The Believers
succumbed, however temporarily, to the idiocy of faith was terrible enough, he told her. That she should have chosen Judaism in which to dabble could only be construed as an act of parricidal malice. "This is bullshit!" he yelled at one point. "I know you! You're constitutionally incapable of buying into this kind of fairy tale. You never even believed in the tooth fairy, for Christ's sake!"
    Rosa had to smile at that. She was not so swept away that she could not see the high comedy of this spiritual seduction: a Litvinoff daughter, a third-generation atheist, an enemy of all forms of magical thinking, wandering into synagogue one day and finding her inner Jew. But there it was. Something had happened to her, something she could not ignore or deny. And there was a sense in which its unlikelihood, its horrible inconvenience , was precisely what made it so compelling.
    In the synagogue now, the service had come to an end. From her seat in the balcony, Rosa watched an old man hobbling out of the sanctuary. He was so bent over with age that he looked as if he were searching for lost coins on the floor. She thought of her father in his hospital bed, still as an effigy on a tomb. After a moment, she lowered her head and began to pray.

CHAPTER
4
    For an hour or so, Lenny and Karla had been urging Audrey to let them take her home so that she could get some rest. Audrey refused to countenance the idea of leaving Joel alone at the hospital overnight, so at last it was agreed that Karla would accompany her mother back to Manhattan to collect some clothes and that Lenny would hold the fort until Audrey returned.
    When Karla and Audrey drew up at Perry Street, Julie was out on the doorstep, beating a rug. "Look at her," Audrey muttered. "I wish someone would put her in a coma."
    "Hello, Aud," Julie called as they got out of the car. "What's the news?"
    Audrey ignored the question. "Got everything disinfected, have you?" she snarled as she swept past.
    "Oh, don't mind me," Julie said, "I like to do it!"
    Inside the house, Audrey and Karla met Colin emerging from the downstairs bathroom, where he had been affixing a floral-scented flush device to the toilet bowl. He was wearing rubber gloves and one of Audrey's old aprons emblazoned with an image of a black fist and the word AMANDLA!

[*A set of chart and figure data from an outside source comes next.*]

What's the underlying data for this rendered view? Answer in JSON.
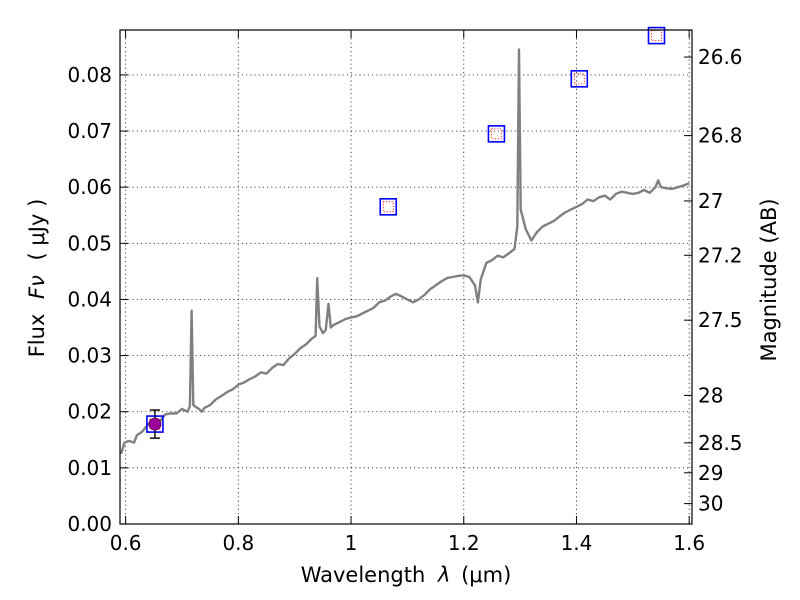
{
  "chart_data": {
    "type": "line",
    "xlabel": "Wavelength",
    "xlabel_symbol": "λ",
    "xlabel_unit": "(μm)",
    "ylabel": "Flux",
    "ylabel_symbol": "Fν",
    "ylabel_unit": "( μJy )",
    "y2label": "Magnitude (AB)",
    "xlim": [
      0.59,
      1.605
    ],
    "ylim": [
      0.0,
      0.088
    ],
    "xticks": [
      0.6,
      0.8,
      1.0,
      1.2,
      1.4,
      1.6
    ],
    "xtick_labels": [
      "0.6",
      "0.8",
      "1",
      "1.2",
      "1.4",
      "1.6"
    ],
    "yticks": [
      0.0,
      0.01,
      0.02,
      0.03,
      0.04,
      0.05,
      0.06,
      0.07,
      0.08
    ],
    "ytick_labels": [
      "0.00",
      "0.01",
      "0.02",
      "0.03",
      "0.04",
      "0.05",
      "0.06",
      "0.07",
      "0.08"
    ],
    "y2ticks": [
      26.6,
      26.8,
      27,
      27.2,
      27.5,
      28,
      28.5,
      29,
      30
    ],
    "y2tick_labels": [
      "26.6",
      "26.8",
      "27",
      "27.2",
      "27.5",
      "28",
      "28.5",
      "29",
      "30"
    ],
    "grid": true,
    "series": [
      {
        "type": "line",
        "color": "#808080",
        "points": [
          [
            0.592,
            0.0125
          ],
          [
            0.598,
            0.0145
          ],
          [
            0.606,
            0.0148
          ],
          [
            0.615,
            0.0145
          ],
          [
            0.62,
            0.0158
          ],
          [
            0.63,
            0.0165
          ],
          [
            0.64,
            0.0178
          ],
          [
            0.66,
            0.0182
          ],
          [
            0.67,
            0.0195
          ],
          [
            0.68,
            0.0197
          ],
          [
            0.69,
            0.0197
          ],
          [
            0.7,
            0.0205
          ],
          [
            0.71,
            0.02
          ],
          [
            0.714,
            0.021
          ],
          [
            0.717,
            0.038
          ],
          [
            0.72,
            0.0212
          ],
          [
            0.725,
            0.0208
          ],
          [
            0.73,
            0.0205
          ],
          [
            0.735,
            0.02
          ],
          [
            0.74,
            0.0207
          ],
          [
            0.75,
            0.0212
          ],
          [
            0.76,
            0.0222
          ],
          [
            0.77,
            0.0228
          ],
          [
            0.78,
            0.0235
          ],
          [
            0.79,
            0.024
          ],
          [
            0.8,
            0.0248
          ],
          [
            0.81,
            0.0252
          ],
          [
            0.82,
            0.0258
          ],
          [
            0.83,
            0.0263
          ],
          [
            0.84,
            0.027
          ],
          [
            0.85,
            0.0268
          ],
          [
            0.86,
            0.0278
          ],
          [
            0.87,
            0.0285
          ],
          [
            0.88,
            0.0283
          ],
          [
            0.89,
            0.0295
          ],
          [
            0.9,
            0.0303
          ],
          [
            0.91,
            0.0313
          ],
          [
            0.92,
            0.032
          ],
          [
            0.93,
            0.033
          ],
          [
            0.937,
            0.0335
          ],
          [
            0.94,
            0.0438
          ],
          [
            0.944,
            0.0352
          ],
          [
            0.95,
            0.034
          ],
          [
            0.955,
            0.0345
          ],
          [
            0.96,
            0.0392
          ],
          [
            0.964,
            0.035
          ],
          [
            0.97,
            0.0355
          ],
          [
            0.98,
            0.036
          ],
          [
            0.99,
            0.0365
          ],
          [
            1.0,
            0.0368
          ],
          [
            1.01,
            0.037
          ],
          [
            1.02,
            0.0375
          ],
          [
            1.03,
            0.038
          ],
          [
            1.04,
            0.0385
          ],
          [
            1.05,
            0.0395
          ],
          [
            1.06,
            0.0398
          ],
          [
            1.07,
            0.0405
          ],
          [
            1.08,
            0.041
          ],
          [
            1.09,
            0.0405
          ],
          [
            1.1,
            0.04
          ],
          [
            1.11,
            0.0395
          ],
          [
            1.12,
            0.04
          ],
          [
            1.13,
            0.0408
          ],
          [
            1.14,
            0.0418
          ],
          [
            1.15,
            0.0425
          ],
          [
            1.16,
            0.0432
          ],
          [
            1.17,
            0.0438
          ],
          [
            1.18,
            0.044
          ],
          [
            1.19,
            0.0442
          ],
          [
            1.2,
            0.0443
          ],
          [
            1.21,
            0.044
          ],
          [
            1.22,
            0.0425
          ],
          [
            1.225,
            0.0395
          ],
          [
            1.23,
            0.0435
          ],
          [
            1.24,
            0.0465
          ],
          [
            1.25,
            0.047
          ],
          [
            1.26,
            0.0478
          ],
          [
            1.27,
            0.0475
          ],
          [
            1.28,
            0.0482
          ],
          [
            1.29,
            0.049
          ],
          [
            1.295,
            0.053
          ],
          [
            1.298,
            0.0845
          ],
          [
            1.301,
            0.056
          ],
          [
            1.31,
            0.0525
          ],
          [
            1.32,
            0.0505
          ],
          [
            1.33,
            0.052
          ],
          [
            1.34,
            0.053
          ],
          [
            1.35,
            0.0535
          ],
          [
            1.36,
            0.054
          ],
          [
            1.37,
            0.0548
          ],
          [
            1.38,
            0.0555
          ],
          [
            1.39,
            0.056
          ],
          [
            1.4,
            0.0565
          ],
          [
            1.41,
            0.057
          ],
          [
            1.42,
            0.0578
          ],
          [
            1.43,
            0.0575
          ],
          [
            1.44,
            0.0582
          ],
          [
            1.45,
            0.0585
          ],
          [
            1.46,
            0.0578
          ],
          [
            1.47,
            0.0588
          ],
          [
            1.48,
            0.0592
          ],
          [
            1.49,
            0.059
          ],
          [
            1.5,
            0.0588
          ],
          [
            1.51,
            0.059
          ],
          [
            1.52,
            0.0595
          ],
          [
            1.53,
            0.059
          ],
          [
            1.535,
            0.0595
          ],
          [
            1.54,
            0.06
          ],
          [
            1.545,
            0.0612
          ],
          [
            1.55,
            0.06
          ],
          [
            1.56,
            0.0598
          ],
          [
            1.57,
            0.0597
          ],
          [
            1.58,
            0.06
          ],
          [
            1.59,
            0.0603
          ],
          [
            1.6,
            0.0607
          ]
        ]
      },
      {
        "type": "photometry-boxes",
        "points": [
          {
            "x": 0.652,
            "y": 0.0178
          },
          {
            "x": 1.066,
            "y": 0.0565
          },
          {
            "x": 1.258,
            "y": 0.0695
          },
          {
            "x": 1.405,
            "y": 0.0793
          },
          {
            "x": 1.542,
            "y": 0.087
          }
        ]
      },
      {
        "type": "measured-point",
        "point": {
          "x": 0.652,
          "y": 0.0178,
          "y_err": 0.0025
        }
      }
    ]
  }
}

    "Aud," he said, lurching toward Audrey with his arms outstretched. "How is he?"
    "Hello, Col." Audrey swerved deftly past him, leaving Karla to pretend that his proffered embrace had been for her.
    "Oh, she looks terrible," Colin whispered in Karla's ear as Audrey proceeded downstairs to the basement.
    "What's going on then?" Julie hissed, coming up behind them.
    Karla gave her aunt and uncle a brief account of Joel's condition. They dropped their jaws and pressed their hands to their mouths in kabuki mimes of horror and dismay.
    "I just can't believe it," Julie said. "He was as right as rain this morning, wasn't he, Col?"
    Colin nodded.
    "We had a lovely long chat with him, didn't we?"
    Colin nodded again, with less conviction this time.
    "He's been doing too much," Julie went on. "I said to Colin just yesterday, it's not right, the way he rushes around. My friend's husband got cancer last year." She lowered her voice to a whisper. " Cancer of the bottom . And the doctors told my friend it was one hundred percent stress-related. One hundred percent --"
    "I think," Karla interrupted in a quiet voice, "I should go down and see if Mom's all right."
    The basement at Perry Street was given over to Joel's chaotic office. Dirty coffee mugs and tottering ziggurats of books and papers covered most of the desk and a good part of the floor around it. A large framed photograph of Joel shaking hands with Martin Luther King Jr. hung above the desk, but otherwise the grubby walls were bare. Audrey was sitting cross-legged on the floor, rolling a joint, when Karla came down. Her overcoat, which she had not yet taken off, was puddled around her, like a melted candle.